Papa has a sore head when he wakes and does not pay much attention to me, although Sergiu and Victor are sniffing around. ‘What is wrong with her?’ they ask Mama and each other, with sly smiles. ‘Get out of here you good for nothing layabouts,’ Mama says. I have never heard her speak this way. I’m not sure what is expected of me today. She told Luca I was to stay in the house and rest, but I have never seen her sit for more than the length of time it takes her to gulp back a steaming mug of tea. How she does not scald herself I do not know. Am I meant to sit and watch her as she sweeps and chops and dusts, and serves the men of the house their lunch of pickled cabbage soup and dark bread?
‘Here,’ she says as she passes me the ladle to dole out the broth to the boys.
After lunch, Sergiu and Victor scratch their full bellies and belch. Do they hang around Mama all day? As soon as it’s late enough to be served alcohol they wander slowly up the lane towards the village, where Papa had gone to do ‘business’ with a man from another village just after breakfast. I could see Mama bite down on her cheek as he informed her of his day’s plans. What would his new venture entail? Would it be scrawny chickens that arrived with a disease, or a rotting tomato plant that had no hothouse in which to grow, or a goat that frothed at the mouth if you walked anywhere near it?

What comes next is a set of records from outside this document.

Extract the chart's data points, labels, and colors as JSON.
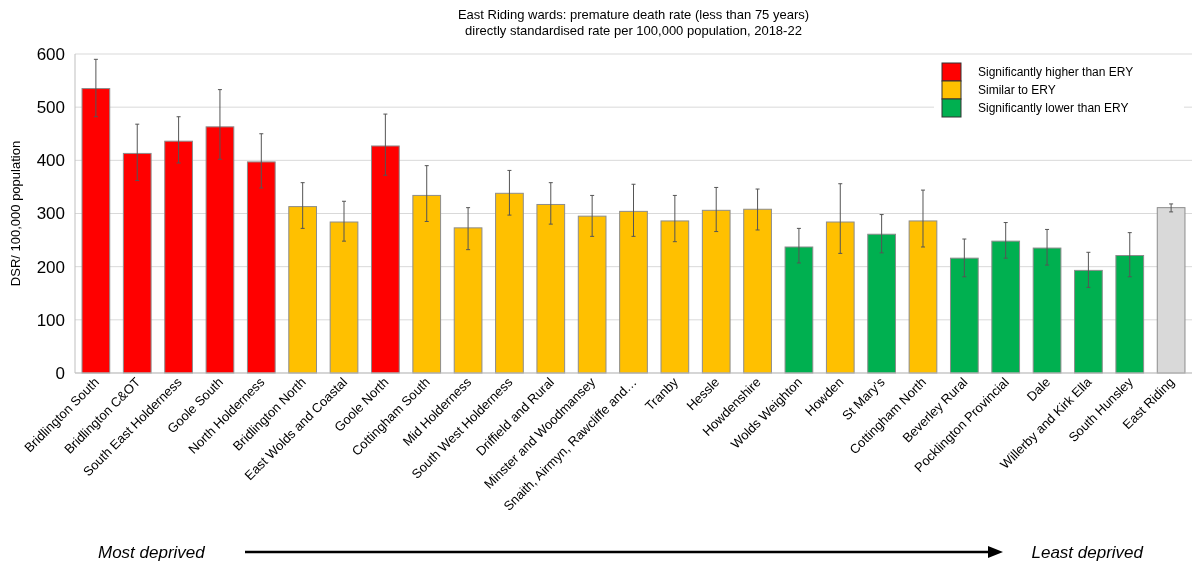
{
  "chart_data": {
    "type": "bar",
    "title": "East Riding wards: premature death rate (less than 75 years)",
    "subtitle": "directly standardised rate per 100,000 population, 2018-22",
    "ylabel": "DSR/ 100,000 population",
    "categories": [
      "Bridlington South",
      "Bridlington C&OT",
      "South East Holderness",
      "Goole South",
      "North Holderness",
      "Bridlington North",
      "East Wolds and Coastal",
      "Goole North",
      "Cottingham South",
      "Mid Holderness",
      "South West Holderness",
      "Driffield and Rural",
      "Minster and Woodmansey",
      "Snaith, Airmyn, Rawcliffe and…",
      "Tranby",
      "Hessle",
      "Howdenshire",
      "Wolds Weighton",
      "Howden",
      "St Mary's",
      "Cottingham North",
      "Beverley Rural",
      "Pocklington Provincial",
      "Dale",
      "Willerby and Kirk Ella",
      "South Hunsley",
      "East Riding"
    ],
    "stacked": true,
    "series": [
      {
        "name": "Significantly higher than ERY",
        "color": "#ff0000",
        "values": [
          535,
          413,
          436,
          463,
          397,
          null,
          null,
          427,
          null,
          null,
          null,
          null,
          null,
          null,
          null,
          null,
          null,
          null,
          null,
          null,
          null,
          null,
          null,
          null,
          null,
          null,
          null
        ],
        "errors": [
          [
            482,
            590
          ],
          [
            362,
            468
          ],
          [
            395,
            482
          ],
          [
            402,
            533
          ],
          [
            348,
            450
          ],
          null,
          null,
          [
            372,
            487
          ],
          null,
          null,
          null,
          null,
          null,
          null,
          null,
          null,
          null,
          null,
          null,
          null,
          null,
          null,
          null,
          null,
          null,
          null,
          null
        ]
      },
      {
        "name": "Similar to ERY",
        "color": "#ffc000",
        "values": [
          null,
          null,
          null,
          null,
          null,
          313,
          284,
          null,
          334,
          273,
          338,
          317,
          295,
          304,
          286,
          306,
          308,
          null,
          284,
          null,
          286,
          null,
          null,
          null,
          null,
          null,
          null
        ],
        "errors": [
          null,
          null,
          null,
          null,
          null,
          [
            272,
            358
          ],
          [
            248,
            323
          ],
          null,
          [
            285,
            390
          ],
          [
            232,
            311
          ],
          [
            297,
            381
          ],
          [
            280,
            358
          ],
          [
            257,
            334
          ],
          [
            257,
            355
          ],
          [
            247,
            334
          ],
          [
            266,
            349
          ],
          [
            269,
            346
          ],
          null,
          [
            225,
            356
          ],
          null,
          [
            237,
            344
          ],
          null,
          null,
          null,
          null,
          null,
          null
        ]
      },
      {
        "name": "Significantly lower than ERY",
        "color": "#00b050",
        "values": [
          null,
          null,
          null,
          null,
          null,
          null,
          null,
          null,
          null,
          null,
          null,
          null,
          null,
          null,
          null,
          null,
          null,
          237,
          null,
          261,
          null,
          216,
          248,
          235,
          193,
          221,
          null
        ],
        "errors": [
          null,
          null,
          null,
          null,
          null,
          null,
          null,
          null,
          null,
          null,
          null,
          null,
          null,
          null,
          null,
          null,
          null,
          [
            207,
            272
          ],
          null,
          [
            226,
            298
          ],
          null,
          [
            181,
            252
          ],
          [
            216,
            283
          ],
          [
            203,
            270
          ],
          [
            161,
            227
          ],
          [
            181,
            264
          ],
          null
        ]
      },
      {
        "color": "#d9d9d9",
        "values": [
          null,
          null,
          null,
          null,
          null,
          null,
          null,
          null,
          null,
          null,
          null,
          null,
          null,
          null,
          null,
          null,
          null,
          null,
          null,
          null,
          null,
          null,
          null,
          null,
          null,
          null,
          311
        ],
        "errors": [
          null,
          null,
          null,
          null,
          null,
          null,
          null,
          null,
          null,
          null,
          null,
          null,
          null,
          null,
          null,
          null,
          null,
          null,
          null,
          null,
          null,
          null,
          null,
          null,
          null,
          null,
          [
            303,
            318
          ]
        ]
      }
    ],
    "ylim": [
      0,
      600
    ],
    "yticks": [
      0,
      100,
      200,
      300,
      400,
      500,
      600
    ],
    "grid": "y",
    "legend": "top right",
    "annotations": [
      "Most deprived",
      "Least deprived"
    ]
  }
}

When the boys have disappeared from the lane, Mama and I breathe out at the same time, and without saying anything we go to the shed to check up on the sheets. They have washed clean. We hang them on the line under the high blue sky, where they flap gently in the breeze, the dog growling at them from the shade. It did not go with Luca, without me.

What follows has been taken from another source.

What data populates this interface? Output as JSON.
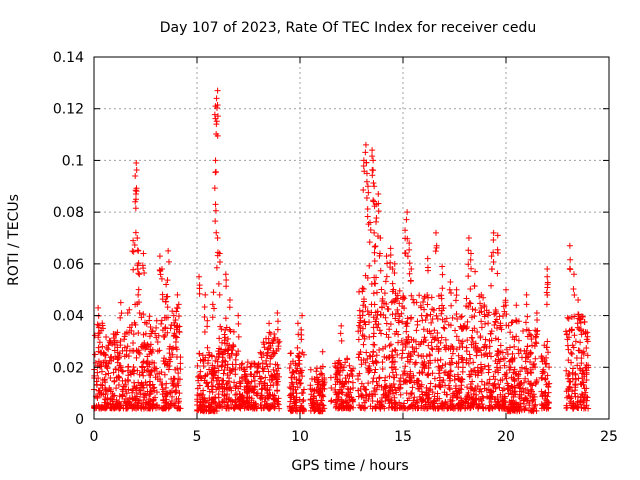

Just as I wonder if Maria and Luca are swimming in the river, I see her running down the path towards the house. I have to stop myself from sprinting to her and throwing myself into her arms. The strange energy that visited me in the night charges me with restlessness and tears. Perhaps the Sandman did come after all; my eyes are scratchy and my skin sore to the touch. Mama is watching me carefully, so I smooth back my hair and nod at Maria coolly.